Alice Bloom, an English teacher at the Oxford Spires Academy
Exeter taught me the value of hard work, determination, and self-belief. When I left, I felt like I could do anything.
I came to Exeter to read English in 2012. I was the first person from my school to go to Oxbridge in years and was from a low-income background, and I was very nervous about fitting in. Despite these initial worries, I made some wonderful friends and had the opportunity to study an amazing breadth of literature, from Anglo Saxon poetry to the works of Virginia Woolf. Exeter is Oxford’s most beautiful college, and I always feel nostalgic when I walk along Broad Street and look up at my third-year bedroom window!
Initially after graduating, I had no idea what I wanted to do. I’d always maintained that I wouldn’t be a teacher, especially as I’d seen many negative articles about the stress of the workload and the profession’s high attrition rate. But I began to miss my subject, and I had enjoyed private tutoring before. I was accepted for the SCITT (School Centred Initial Teacher Training) in Oxfordshire, and in the summer of 2016 I began training as a secondary English teacher.
I am now in my second year of teaching. My school is very diverse: we have a high proportion of students with English as an additional language, and several refugees. Many of our students have challenging home lives and struggle with poverty; at the other end of the scale we have children from very affluent backgrounds.

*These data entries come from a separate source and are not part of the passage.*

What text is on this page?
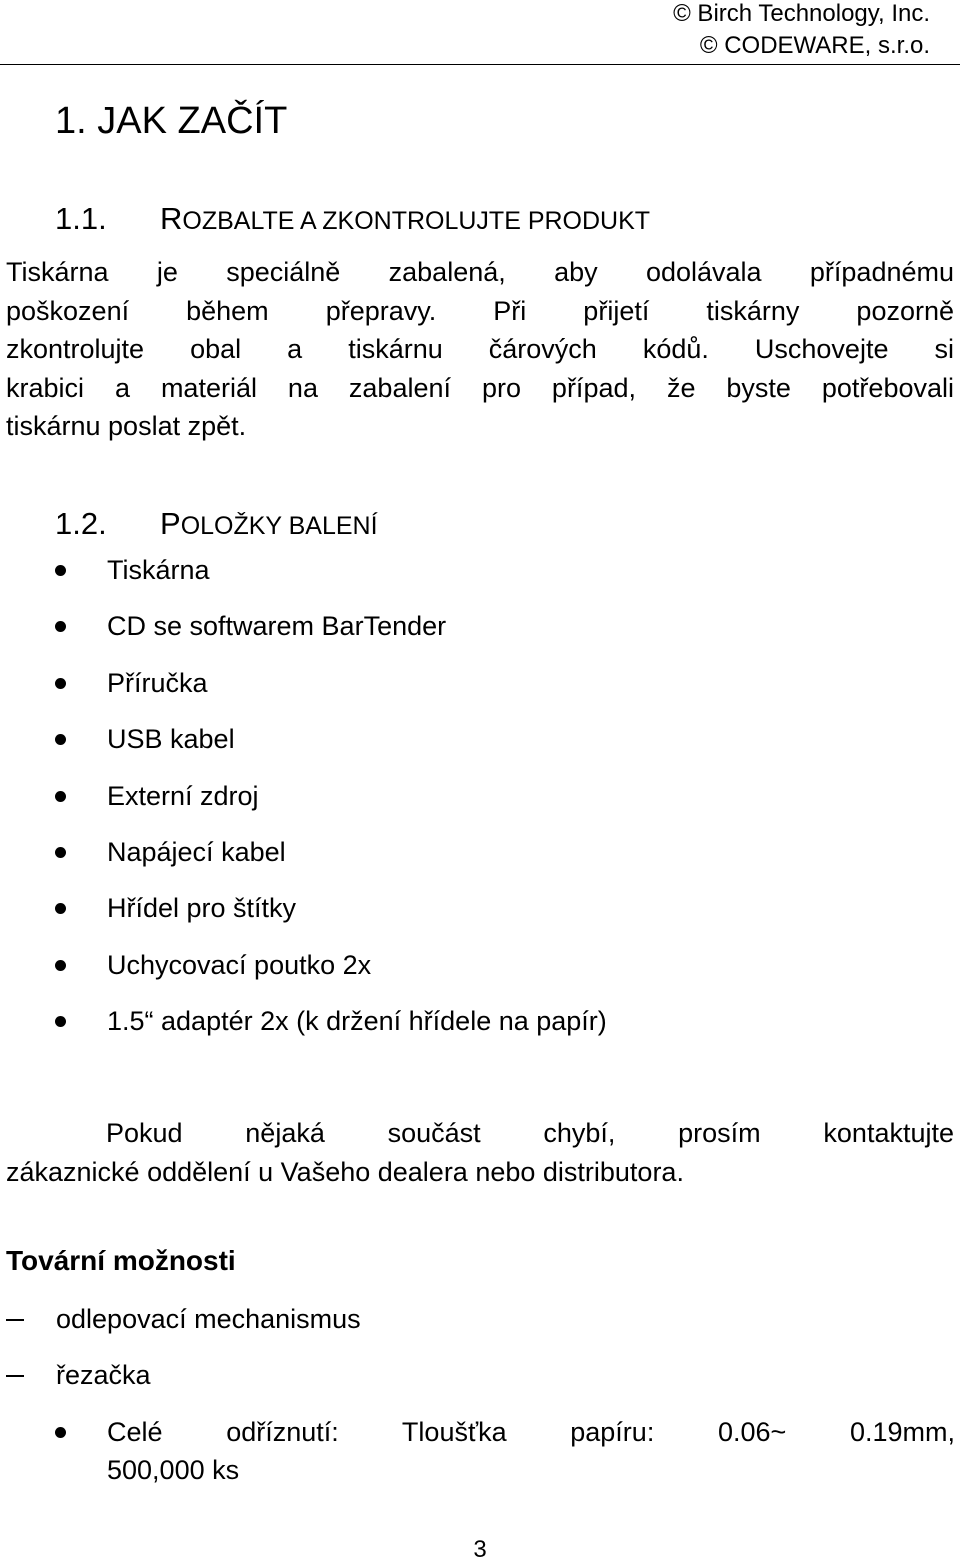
© Birch Technology, Inc.
© CODEWARE, s.r.o.
1. JAK ZAČÍT
1.1. ROZBALTE A ZKONTROLUJTE PRODUKT
Tiskárna je speciálně zabalená, aby odolávala případnému
poškození během přepravy. Při přijetí tiskárny pozorně
zkontrolujte obal a tiskárnu čárových kódů. Uschovejte si
krabici a materiál na zabalení pro případ, že byste potřebovali
tiskárnu poslat zpět.
1.2. POLOŽKY BALENÍ
Tiskárna
CD se softwarem BarTender
Příručka
USB kabel
Externí zdroj
Napájecí kabel
Hřídel pro štítky
Uchycovací poutko 2x
1.5“ adaptér 2x (k držení hřídele na papír)
Pokud nějaká součást chybí, prosím kontaktujte
zákaznické oddělení u Vašeho dealera nebo distributora.
Tovární možnosti
odlepovací mechanismus
řezačka
Celé odříznutí: Tloušťka papíru: 0.06~ 0.19mm,
500,000 ks
3
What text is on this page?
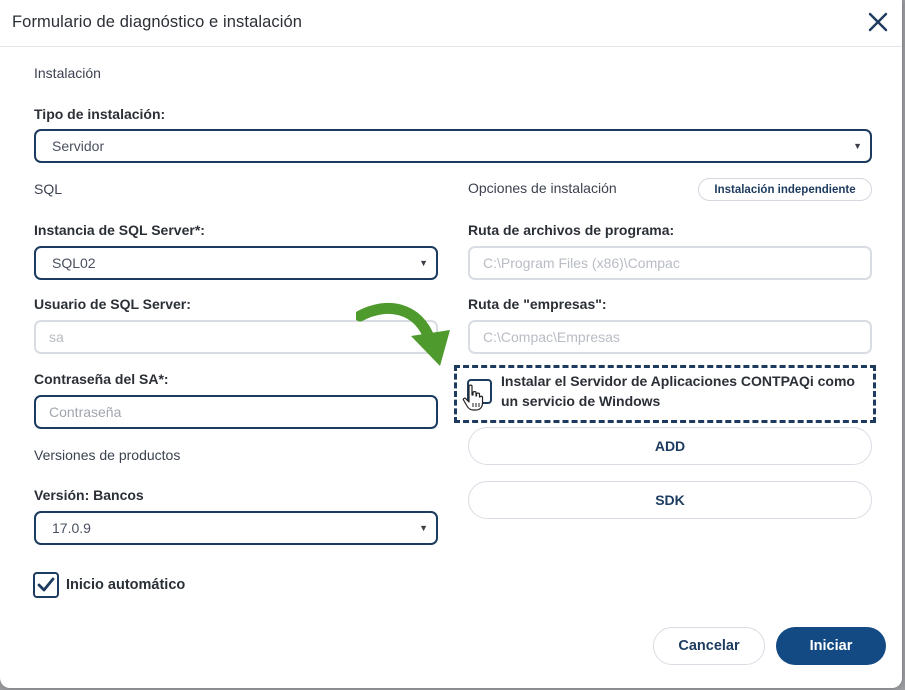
Formulario de diagnóstico e instalación
Instalación
Tipo de instalación:
Servidor	▼
SQL
Instancia de SQL Server*:
SQL02	▼
Usuario de SQL Server:
sa
Contraseña del SA*:
Contraseña
Versiones de productos
Versión: Bancos
17.0.9	▼
Inicio automático
Opciones de instalación	Instalación independiente
Ruta de archivos de programa:
C:\Program Files (x86)\Compac
Ruta de "empresas":
C:\Compac\Empresas
Instalar el Servidor de Aplicaciones CONTPAQi como un servicio de Windows
ADD
SDK
Cancelar	Iniciar
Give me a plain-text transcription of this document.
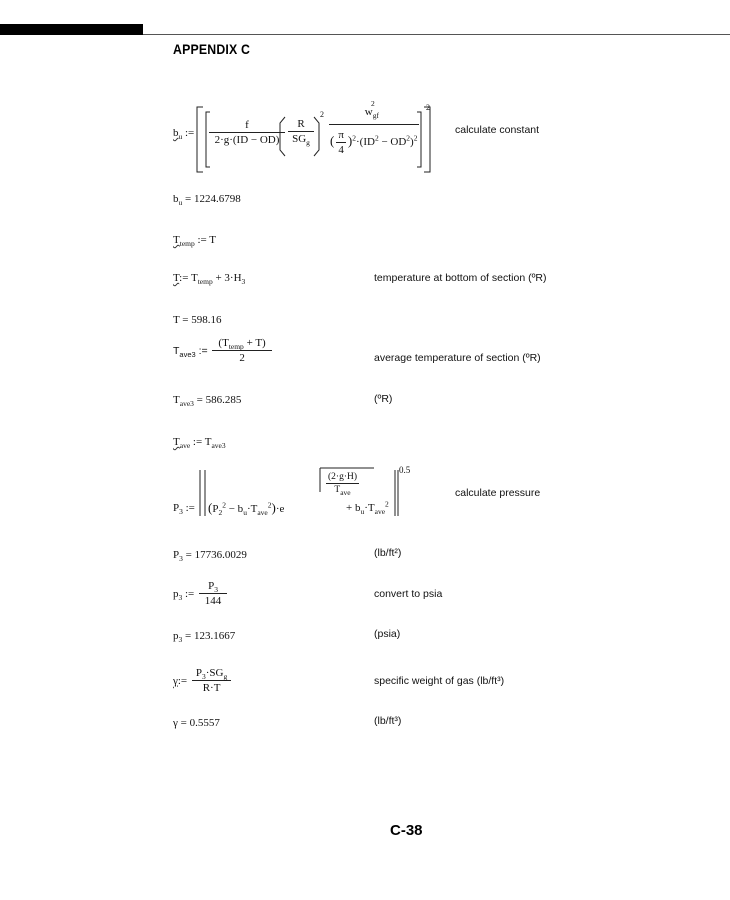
APPENDIX C
$b_u$ := $\frac{f}{2\cdot g\cdot(ID - OD)} \frac{R}{SG_g}$
$2 \frac{w_{gf}^2}{( \frac{\pi}{4} )^2\cdot(ID^2 - OD^2)^2} 2$
calculate constant
$b_u = 1224.6798$
$T_{temp}$ := T
T:= $T_{temp} + 3\cdot H_3$	temperature at bottom of section (ºR)
T = 598.16
$T_{ave3}$ := $\frac{(T_{temp} + T)}{2}$	average temperature of section (ºR)
$T_{ave3} = 586.285$	(ºR)
$T_{ave}$ := $T_{ave3}$
$P_3$ := $(P_2^2 - b_u\cdot T_{ave}^2)\cdot e$
$\frac{(2\cdot g\cdot H)}{T_{ave}}$
+ $b_u\cdot T_{ave}^2$
0.5
calculate pressure
$P_3 = 17736.0029$	(lb/ft²)
$p_3$ := $\frac{P_3}{144}$	convert to psia
$p_3 = 123.1667$	(psia)
γ:= $\frac{P_3\cdot SG_g}{R\cdot T}$	specific weight of gas (lb/ft³)
γ = 0.5557	(lb/ft³)
C-38
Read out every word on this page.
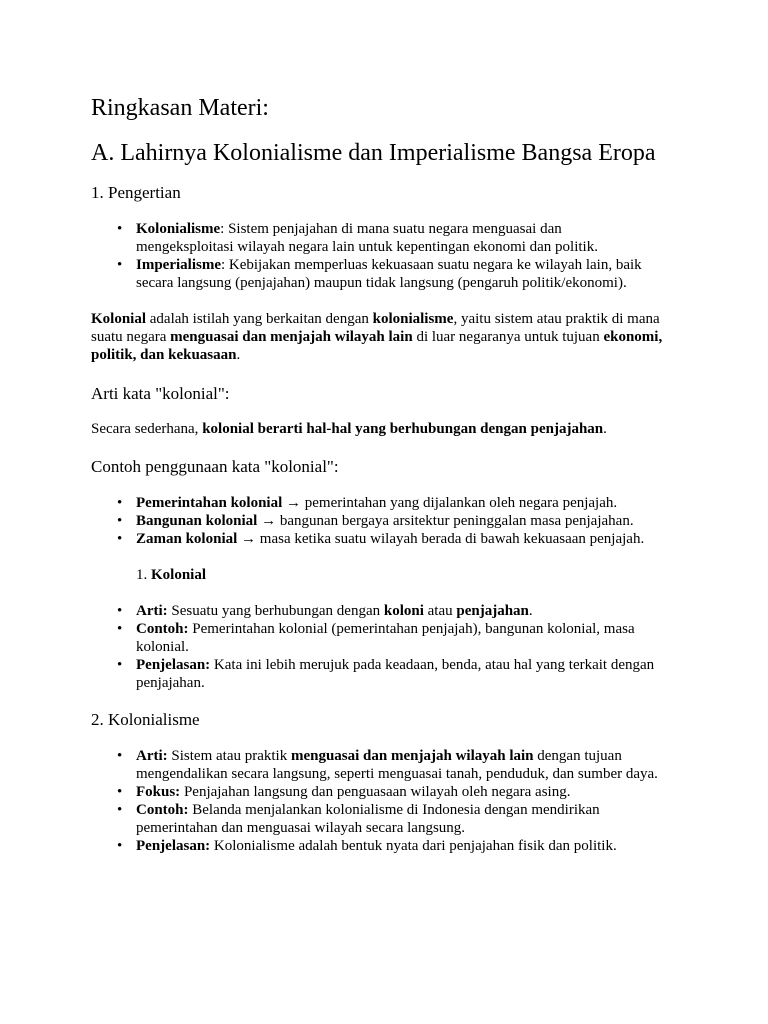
Ringkasan Materi:
A. Lahirnya Kolonialisme dan Imperialisme Bangsa Eropa
1. Pengertian
• Kolonialisme: Sistem penjajahan di mana suatu negara menguasai dan mengeksploitasi wilayah negara lain untuk kepentingan ekonomi dan politik.
• Imperialisme: Kebijakan memperluas kekuasaan suatu negara ke wilayah lain, baik secara langsung (penjajahan) maupun tidak langsung (pengaruh politik/ekonomi).
Kolonial adalah istilah yang berkaitan dengan kolonialisme, yaitu sistem atau praktik di mana suatu negara menguasai dan menjajah wilayah lain di luar negaranya untuk tujuan ekonomi, politik, dan kekuasaan.
Arti kata "kolonial":
Secara sederhana, kolonial berarti hal-hal yang berhubungan dengan penjajahan.
Contoh penggunaan kata "kolonial":
• Pemerintahan kolonial → pemerintahan yang dijalankan oleh negara penjajah.
• Bangunan kolonial → bangunan bergaya arsitektur peninggalan masa penjajahan.
• Zaman kolonial → masa ketika suatu wilayah berada di bawah kekuasaan penjajah.
1. Kolonial
• Arti: Sesuatu yang berhubungan dengan koloni atau penjajahan.
• Contoh: Pemerintahan kolonial (pemerintahan penjajah), bangunan kolonial, masa kolonial.
• Penjelasan: Kata ini lebih merujuk pada keadaan, benda, atau hal yang terkait dengan penjajahan.
2. Kolonialisme
• Arti: Sistem atau praktik menguasai dan menjajah wilayah lain dengan tujuan mengendalikan secara langsung, seperti menguasai tanah, penduduk, dan sumber daya.
• Fokus: Penjajahan langsung dan penguasaan wilayah oleh negara asing.
• Contoh: Belanda menjalankan kolonialisme di Indonesia dengan mendirikan pemerintahan dan menguasai wilayah secara langsung.
• Penjelasan: Kolonialisme adalah bentuk nyata dari penjajahan fisik dan politik.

We recently published a poetry anthology, England: Poems from a School, a heartbreakingly beautiful book which reflects our broad social make-up.
I am never bored at work. I adore my students, I love teaching them to appreciate the study of English, and I feel like I am using the knowledge and cultural capital I acquired at Oxford for a very special purpose: to educate the adults of the future. As teachers, we often underestimate how important we can be in children’s lives, and the influence we can have on their paths in life. Someone once told me that, with an Oxford degree and about to start an MA, I am overqualified for teaching – but there’s no such thing as being too qualified to nourish curious young minds. And I get to have a hand in inspiring future Exonians!
Exeter taught me the value of hard work, determination, and self-belief. When I left, I felt like I could do anything. The prestige of my degree has undoubtedly opened doors for me, but that is nothing compared to the treasured memories of my time there, and the academic independence and intellectual curiosity which it fostered. English at Exeter taught me how to think about texts in new ways, and there is nothing better than being able to share a little bit of that with my students every day.